We're debating too many issues at once, here, and I'm growing annoyed,
too. You think I'm crazy, I think you are. So I'm going to address this
one issue and ask you one question, and then I'm done with this thread.


I want you to set aside the agreed upon fact that water cools more
slowly as the delta t drops. (We clearly disagree on how significant
that is, in the real world water heater example. Fine, just please set
it aside for the sake of this one question.)
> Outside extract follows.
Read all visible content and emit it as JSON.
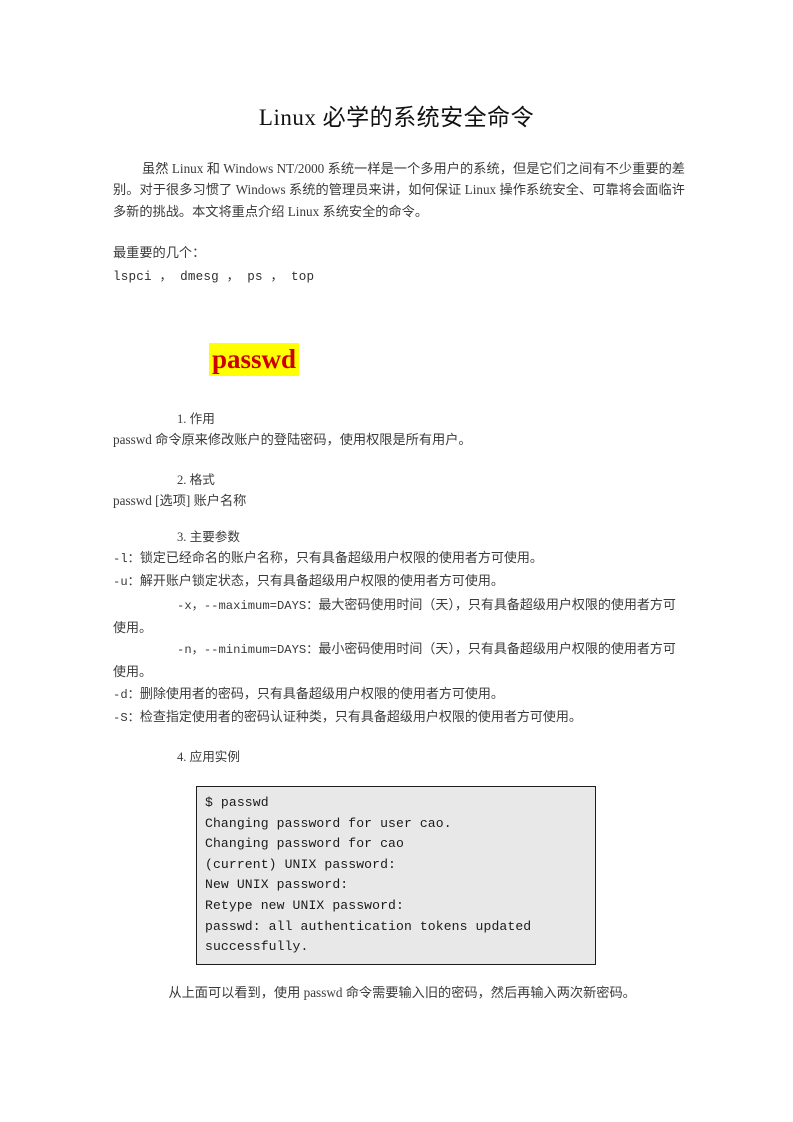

And I want you to set aside any notion that someone may get up in the
night and wash his hands, or that someone get up and take a shower
before the tank has fully recovered.


Now given those constraints, suppose the water in the tank drops by 15
degrees overnight. Do you think it takes less energy to heat the water
in the morning by the whole fifteen degrees, than it would take to
reheat the water three times during the night, each time it drops 5
degrees?


This is a YES or NO question!


That's a simple and straightforward questioned answered by physics.
And the answer is yes. Because by reheating it every time it drops 5
degrees, the water is maintained at a higher temp all night resulting
in more heat loss from the tank to the surroundings.- Hide quoted text -


- Show quoted text -


my old gas heater devloped a leak at the top, so I turned it off till
morning.

turned it on for a quick shower in the morning.

water still nice and hot.

before buying timer first step should be checking how much water cools
over nite.

then go from there.- Hide quoted text -

- Show quoted text -


any modern water heater will keep the water hot for a looong time. the
fact that they're not warm to the touch is another indication. given
the massive heat capacity of water and the minimal loss, there's not a
lot of reason for a timer unless you're trying to schedule for lower
electric rates at night or something.